Un cartello della droga, scrive Michela Allegri del Messaggero, radicato in Sud America, una partita di cocaina pagata e mai consegnata, un uomo rapito, un dito mutilato e una richiesta di riscatto. Sembra la trama di una gangster story, ma è la vicenda di quattro romani che pensavano di fare fortuna aprendo un canale per il traffico di stupefacenti tra la Colombia e la Capitale, e invece sono finiti in manette. Hanno sborsato centinaia di migliaia di euro per introdurre in Italia un ingente quantitativo di polvere bianca da piazzare sul mercato. Ma sono rimasti beffati: la consegna non è mai stata effettuata. Così, hanno rapito l’intermediario, l’uomo che manteneva i contatti con la Colombia. Lo hanno tenuto sotto sequestro per un mese”.
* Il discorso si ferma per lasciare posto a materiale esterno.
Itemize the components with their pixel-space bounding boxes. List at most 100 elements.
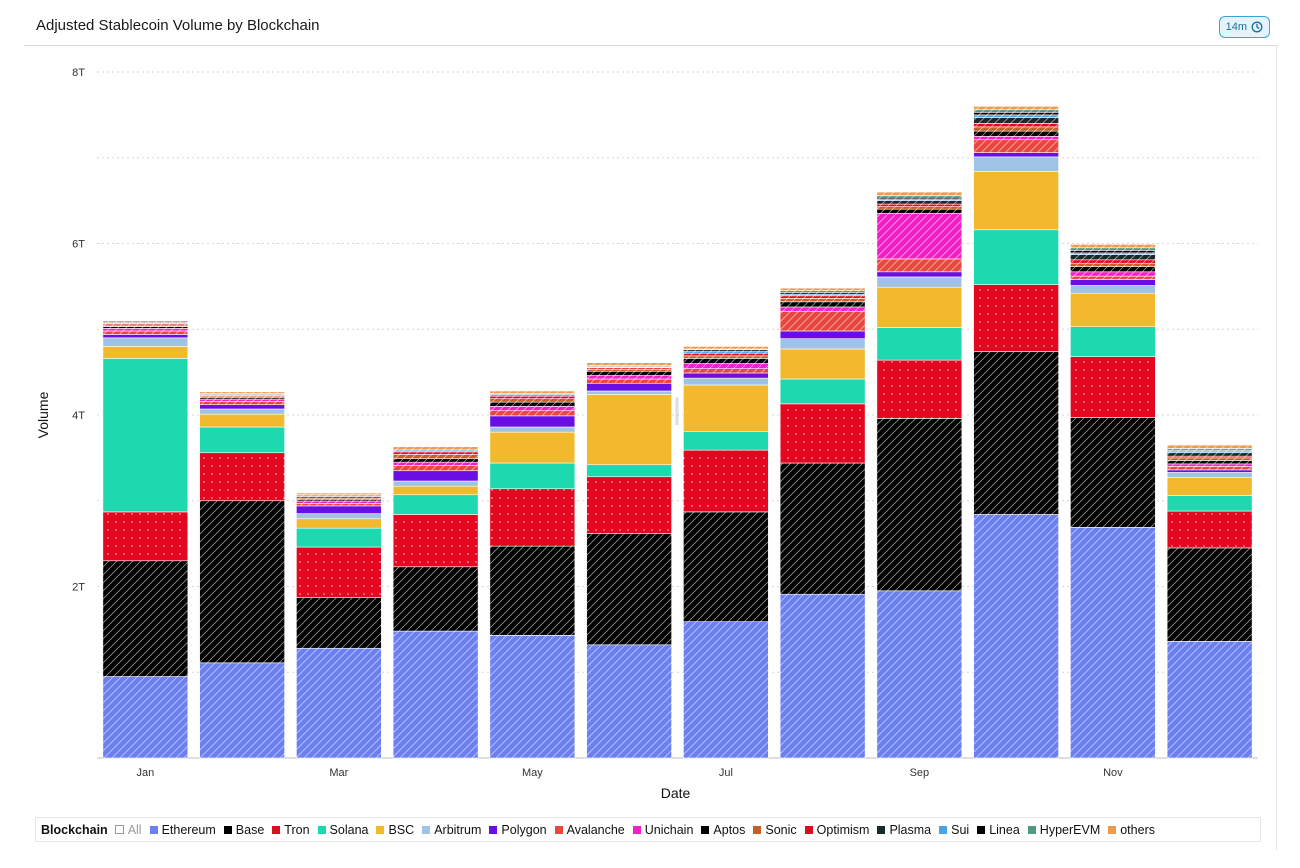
bar-segment-base-nov[interactable] (1070, 417, 1156, 528)
legend-item-unichain[interactable]: Unichain (632, 823, 693, 837)
bar-segment-polygon-apr[interactable] (392, 470, 479, 482)
bar-segment-ethereum-mar[interactable] (296, 647, 382, 759)
bar-segment-arbitrum-aug[interactable] (779, 338, 866, 350)
bar-segment-others-apr[interactable] (392, 446, 479, 450)
bar-segment-polygon-sep[interactable] (876, 271, 963, 278)
bar-segment-solana-jan[interactable] (102, 358, 189, 513)
legend-item-ethereum[interactable]: Ethereum (149, 823, 216, 837)
bar-segment-others-aug[interactable] (779, 287, 866, 291)
legend-item-tron[interactable]: Tron (272, 823, 310, 837)
bar-segment-avalanche-may[interactable] (489, 410, 576, 417)
bar-segment-polygon-feb[interactable] (199, 404, 285, 410)
bar-segment-ethereum-aug[interactable] (779, 593, 866, 759)
bar-segment-sonic-jul[interactable] (683, 355, 769, 359)
bar-segment-optimism-nov[interactable] (1070, 259, 1156, 264)
bar-segment-aptos-dec[interactable] (1166, 460, 1253, 465)
bar-segment-hyperevm-nov[interactable] (1070, 247, 1156, 251)
bar-segment-bsc-sep[interactable] (876, 286, 963, 328)
bar-segment-sonic-aug[interactable] (779, 298, 866, 303)
bar-segment-bsc-mar[interactable] (296, 518, 382, 529)
bar-segment-polygon-oct[interactable] (973, 152, 1059, 158)
bar-segment-base-feb[interactable] (199, 500, 285, 664)
bar-segment-ethereum-oct[interactable] (973, 514, 1059, 759)
bar-segment-arbitrum-sep[interactable] (876, 276, 963, 288)
bar-segment-plasma-oct[interactable] (973, 117, 1059, 124)
bar-segment-solana-aug[interactable] (779, 378, 866, 405)
bar-segment-aptos-aug[interactable] (779, 301, 866, 308)
bar-segment-polygon-nov[interactable] (1070, 279, 1156, 286)
bar-segment-others-dec[interactable] (1166, 444, 1253, 449)
bar-segment-optimism-may[interactable] (489, 395, 576, 400)
bar-segment-sui-oct[interactable] (973, 114, 1059, 118)
bar-segment-avalanche-feb[interactable] (199, 400, 285, 406)
bar-segment-solana-oct[interactable] (973, 229, 1059, 285)
bar-segment-aptos-apr[interactable] (392, 458, 479, 463)
bar-segment-ethereum-sep[interactable] (876, 590, 963, 759)
bar-segment-avalanche-aug[interactable] (779, 310, 866, 332)
legend-item-sonic[interactable]: Sonic (753, 823, 797, 837)
bar-segment-aptos-oct[interactable] (973, 130, 1059, 137)
bar-segment-base-aug[interactable] (779, 462, 866, 595)
bar-segment-hyperevm-oct[interactable] (973, 109, 1059, 113)
legend-item-polygon[interactable]: Polygon (489, 823, 547, 837)
bar-segment-tron-may[interactable] (489, 488, 576, 547)
bar-segment-plasma-dec[interactable] (1166, 452, 1253, 457)
bar-segment-tron-mar[interactable] (296, 546, 382, 598)
bar-segment-unichain-sep[interactable] (876, 213, 963, 260)
bar-segment-solana-apr[interactable] (392, 494, 479, 515)
bar-segment-sonic-may[interactable] (489, 398, 576, 403)
bar-segment-polygon-mar[interactable] (296, 505, 382, 514)
bar-segment-aptos-jun[interactable] (586, 370, 672, 376)
bar-segment-unichain-dec[interactable] (1166, 463, 1253, 467)
bar-segment-unichain-apr[interactable] (392, 461, 479, 466)
bar-segment-arbitrum-nov[interactable] (1070, 285, 1156, 294)
legend-item-base[interactable]: Base (223, 823, 264, 837)
bar-segment-ethereum-jan[interactable] (102, 676, 189, 759)
bar-segment-polygon-aug[interactable] (779, 330, 866, 339)
bar-segment-bsc-aug[interactable] (779, 348, 866, 380)
bar-segment-bsc-nov[interactable] (1070, 292, 1156, 327)
refresh-badge[interactable]: 14m (1218, 16, 1270, 38)
legend-item-others[interactable]: others (1108, 823, 1155, 837)
bar-segment-polygon-dec[interactable] (1166, 469, 1253, 473)
bar-segment-arbitrum-apr[interactable] (392, 480, 479, 487)
bar-segment-tron-jul[interactable] (683, 449, 769, 513)
bar-segment-base-oct[interactable] (973, 351, 1059, 515)
bar-segment-ethereum-may[interactable] (489, 635, 576, 759)
bar-segment-optimism-aug[interactable] (779, 295, 866, 299)
bar-segment-unichain-jul[interactable] (683, 363, 769, 369)
bar-segment-bsc-may[interactable] (489, 431, 576, 464)
bar-segment-arbitrum-jul[interactable] (683, 377, 769, 386)
bar-segment-polygon-jul[interactable] (683, 372, 769, 379)
bar-segment-arbitrum-mar[interactable] (296, 513, 382, 520)
bar-segment-unichain-may[interactable] (489, 406, 576, 412)
legend-item-optimism[interactable]: Optimism (804, 823, 869, 837)
bar-segment-solana-jun[interactable] (586, 464, 672, 478)
bar-segment-base-dec[interactable] (1166, 547, 1253, 642)
legend-item-solana[interactable]: Solana (317, 823, 368, 837)
bar-segment-arbitrum-jun[interactable] (586, 390, 672, 395)
bar-segment-base-mar[interactable] (296, 597, 382, 649)
bar-segment-bsc-dec[interactable] (1166, 477, 1253, 496)
bar-segment-aptos-nov[interactable] (1070, 266, 1156, 273)
bar-segment-sonic-nov[interactable] (1070, 262, 1156, 267)
bar-segment-avalanche-oct[interactable] (973, 139, 1059, 153)
bar-segment-base-may[interactable] (489, 545, 576, 636)
bar-segment-tron-feb[interactable] (199, 452, 285, 502)
legend-item-arbitrum[interactable]: Arbitrum (422, 823, 481, 837)
legend-item-bsc[interactable]: BSC (376, 823, 414, 837)
bar-segment-tron-dec[interactable] (1166, 510, 1253, 549)
bar-segment-arbitrum-dec[interactable] (1166, 472, 1253, 478)
bar-segment-sonic-oct[interactable] (973, 126, 1059, 132)
legend-item-hyperevm[interactable]: HyperEVM (1027, 823, 1100, 837)
bar-segment-avalanche-apr[interactable] (392, 465, 479, 472)
bar-segment-avalanche-jun[interactable] (586, 378, 672, 384)
bar-segment-optimism-jul[interactable] (683, 352, 769, 357)
bar-segment-unichain-nov[interactable] (1070, 271, 1156, 277)
bar-segment-ethereum-dec[interactable] (1166, 641, 1253, 759)
bar-segment-bsc-feb[interactable] (199, 413, 285, 428)
bar-segment-unichain-jan[interactable] (102, 328, 189, 332)
bar-segment-arbitrum-feb[interactable] (199, 408, 285, 415)
bar-segment-ethereum-jun[interactable] (586, 644, 672, 759)
bar-segment-base-jul[interactable] (683, 511, 769, 622)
Poi, gli hanno mozzato il mignolo della mano sinistra “e hanno chiesto ai boss del cartello di onorare l’impegno. I loro telefoni, però, erano sotto controllo: le intercettazioni li hanno incastrati. I quattro, arrestati nell’ambito di un’inchiesta parallela sul traffico di stupefacenti, ora rischiano anche il processo per sequestro di persona e lesioni gravissime. Si tratta di Fabio Albini, Massimiliano Gambacurta, Roberto Crocianelli ed Enzo Salvatori, tutti quanti romani e con età comprese tra i 40 e i 55 anni. Il pm Leonardo Frisani ha appena firmato un avviso di conclusione delle indagini nei loro confronti. Il prossimo passo degli inquirenti sarà una richiesta di rinvio a giudizio”.
IL SEQUESTRO
L’inchiesta è uno stralcio di un’ampia indagine, relativa a un traffico internazionale di droga che lega a doppio filo la città di Roma con il Sud America. Dalle intercettazioni telefoniche gli investigatori scoprono che Luis Alberto Cardona Marulanda, cittadino colombiano, è giunto in Italia per fare da intermediario per l’acquisto da parte di un gruppo di romani di ingenti quantitativi di cocaina posta in vendita da un’organizzazione dell’America del Sud. La gang capitolina è composta da Gambacurta, Albini, Crocianelli, Salvatori e altri soggetti non identificati.
È l’agosto del 2009. Gambacurta e i suoi soci hanno pagato da tempo a Marulanda un anticipo di 360 mila euro ma la droga non è ancora stata consegnata. Dopo l’ennesimo ritardo, la banda decide di passare all’attacco: rapisce l’intermediario e lo tiene sequestrato in un appartamento di proprietà di Albini, a Sutri, in provincia di Viterbo. Ma non è tutto, durante la prigionia, la gang decide di mettere pressione al cartello adottando le maniere forti: mutila un dito della mano sinistra a Marulanda, informa i boss sudamericani, e chiede come riscatto per la liberazione del loro affiliato la corresponsione della cocaina. I telefoni della banda, però, sono sotto controllo, gli investigatori capiscono che un uomo è in pericolo di vita ed entrano in azione. Al momento dell’irruzione delle forze dell’ordine nell’appartamento, Marulanda non viene trovato: i suoi sequestratori lo avevano fatto fuggire da una porta sul retro. Verrà liberato dopo un mese di prigionia, ma sarà arrestato a Panama dove, interrogato dal pm romano, incastrerà i suoi rapitori.